January 6, 2011 ( – Employers spent 35% more or about $220 on each employee who participated in a wellness program in 2010 compared to 2009, according to a new report.

However, according to the Buck Consultants study, only 37% of U.S. employers measure the effectiveness of their wellness initiative. Among U.S. respondents, 40% have measured how wellness programs affect the cost of providing health care benefits to their employees. Of those, 45% report success in slowing health care cost increases, with a typical reduction of two to five percentage points per year. Eleven percent of U.S. respondents spend more than $500 per employee per year on wellness rewards, with the largest rewards reported at $3,000 per employee, Buck said.

“Organizations that measure the impact of their wellness programs are more successful at improving their employees’ health and overall wellness,” said Barry Hall, a Buck principal who directed the survey, in a news release. “However, many simply don’t know how to measure their results, or they don’t have the resources to do so.”

The wellness programs continued to gain momentum this year among U.S.-based organizations as a key strategy to reduce the cost of providing health care, improve worker productivity, and reduce absenteeism, Buck found. Globally, improving productivity is the most important objective for wellness programs, with improving workforce morale and engagement rising from the third to the second most important objective.

The U.S. results contrast with results in other regions on the health risks that drive wellness programs. Globally, reducing workplace stress is the top driver of wellness programs, particularly in Canada, Europe, Asia, Australia, the Middle East, and Africa.
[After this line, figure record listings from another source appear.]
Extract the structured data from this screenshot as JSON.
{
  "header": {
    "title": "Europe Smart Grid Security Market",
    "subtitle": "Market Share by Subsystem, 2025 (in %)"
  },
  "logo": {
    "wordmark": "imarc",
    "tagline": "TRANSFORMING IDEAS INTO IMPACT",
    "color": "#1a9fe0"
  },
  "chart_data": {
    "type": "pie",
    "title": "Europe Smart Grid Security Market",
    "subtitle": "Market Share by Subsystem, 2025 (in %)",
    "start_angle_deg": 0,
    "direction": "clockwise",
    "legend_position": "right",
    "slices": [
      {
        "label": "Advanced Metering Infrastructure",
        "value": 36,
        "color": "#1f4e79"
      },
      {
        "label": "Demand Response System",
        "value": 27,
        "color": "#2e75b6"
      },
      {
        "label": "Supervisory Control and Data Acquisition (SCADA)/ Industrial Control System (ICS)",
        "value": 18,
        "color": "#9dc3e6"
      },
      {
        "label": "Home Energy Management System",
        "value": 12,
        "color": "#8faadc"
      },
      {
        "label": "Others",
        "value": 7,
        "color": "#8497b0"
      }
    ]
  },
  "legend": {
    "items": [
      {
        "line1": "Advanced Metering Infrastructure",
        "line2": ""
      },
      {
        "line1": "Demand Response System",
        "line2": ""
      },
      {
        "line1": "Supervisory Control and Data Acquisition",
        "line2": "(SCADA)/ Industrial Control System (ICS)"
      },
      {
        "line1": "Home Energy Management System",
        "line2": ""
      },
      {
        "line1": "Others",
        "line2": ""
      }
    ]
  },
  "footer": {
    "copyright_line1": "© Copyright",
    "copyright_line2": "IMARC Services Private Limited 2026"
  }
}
In the United States, the lack of physical activity is the top driver, and stress ranks much lower (sixth) as a health risk targeted by these programs.

Other findings of the wellness study include:

  • Globally, 66% of respondents have a formal wellness strategy, a significant increase from 49% in 2007.
  • Wellness programs are most prevalent in North America, where 74% of responding employers offer them.
  • The fastest-growing components of wellness programs are technology-driven tools. In three years, employers around the world expect a six-fold increase in their use of mobile technology – such as smartphones – to support employee wellness initiatives.

Among multinational employers 54% have a global strategy (a significant increase from 41%  last year and 34% in 2008). Wellness programs are most prevalent in North America, where they are offered by 74% of surveyed employers, but employer health promotion continues to grow in popularity throughout the world, with 41% to 49% of surveyed employers providing programs to their employees in all regions outside North America.

The survey analyzed responses from more than 1,200 organizations in 47 countries representing more than 13 million employees. The poll was conducted in association with Pfizer, CIGNA, Wolf Kirsten International Health Consulting, and WorldatWork. This year, 1,248 organizations based in 47 countries, representing more than 13 million employees, responded to the survey.